This is a public forum that invites community input on strategies and desirable practices in providing open and long-term access to diffraction data sets.

Slides from the talk have also been posted at viewtopic.php?f=21&t=371

Access to raw diffraction data; current practice in article linking to raw diffraction data

J. R. Helliwell[1], B. McMahon[2]

[1] Chemistry, University of Manchester, Manchester, UK
[2] R&D, IUCr, Chester, UK

The IUCr global Diffraction Data Deposition Working Group has for over 4 years examined the issues and prospects for linking raw diffraction data sets to publications. Considerable headway has been made in the last year, which we will summarise with examples. Recently, a number of problems with structures of proteins, their ligands, nucleic acids, carbohydrates, bound metals, etc. have been identified and discussed in several publications (e.g. [1]). Raw diffraction images may be useful for improving PDB depositions, teaching and as training sets for methods developers. There are also recalcitrant structures where ‘crowd-efforts’ to solve them might work. Details of the benefits of access to raw diffraction data are in the October 2014 Acta Crystallographica D. For storage of and access to such data sets a digital object identifier (DOI) for each raw data set is registered. Data archive examples are the NIH funded Big Data to Knowledge (BD2K, led by Wladek Minor at the University of Virginia), http://www.proteindiffraction.org/ (USA); Zenodo http://zenodo.org (Europe); Store.Synchrotron https://store.synchrotron.org.au/public_data/ (Australia); and Structural Biology Data Grid https://data.sbgrid.org/ (USA). The BD2K initiative has ~2900 indexable and searchable diffraction experiments. A major development is that IUCr Journals (IUCrJ, J. Appl.
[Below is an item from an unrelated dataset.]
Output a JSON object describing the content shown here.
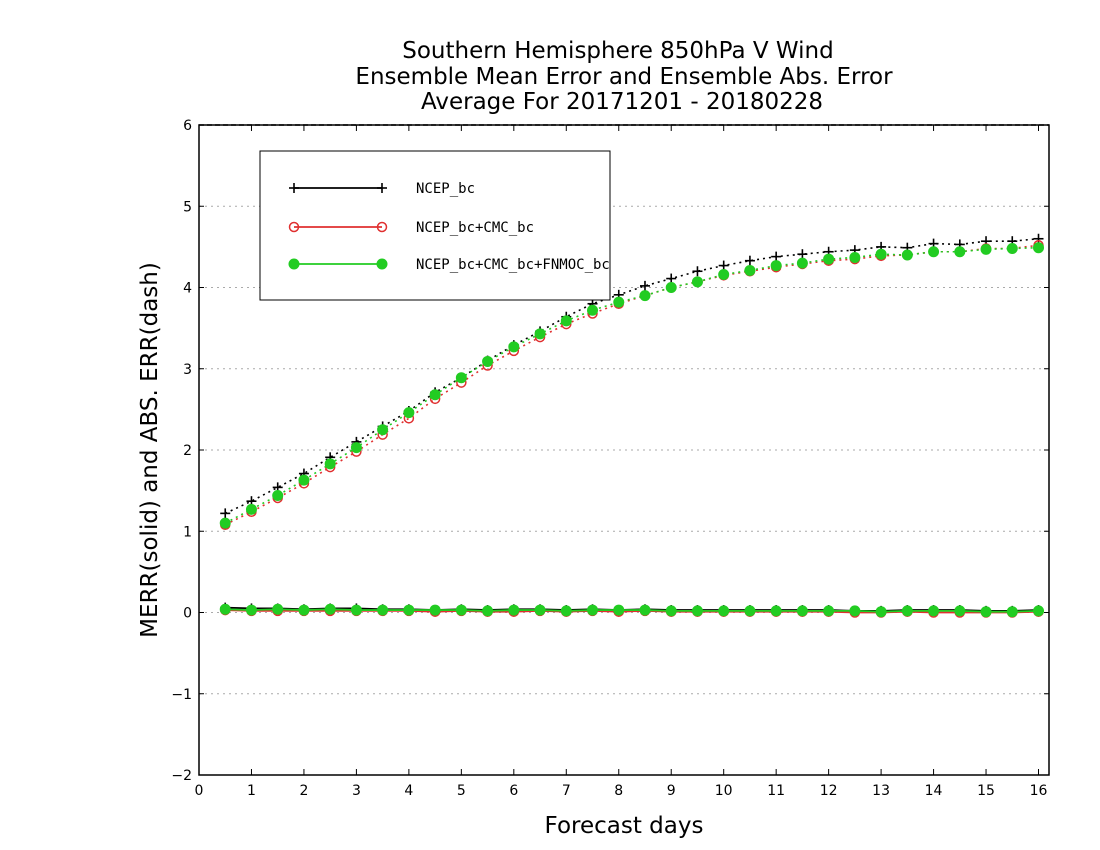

Cryst., Acta Crystallographica D, F) have started linking their publications with primary data sets in repositories e.g. approximately twenty crystal structure studies on the binding of anti-cancer compounds (platins) to histidine in a protein [Tanley et al. (2012), Acta Cryst F68, 1300-1306] and the associated raw data [doi:10.15127/1.215887, https://www.escholar.manchester.ac.uk/u ... scw:215887], so that for these there is Gold Open Access to the publications, the PDB files and the raw data.

We thank the University of Manchester Library staff responsible for data deposition in their eScholar repository.

[1] Wladek Minor, Zbigniew Dauter, John R. Helliwell, Mariusz Jaskolski and Alexander Wlodawer (2016). ‘Safeguarding structural data repositories against bad apples.’ Structure, 24, 216-220.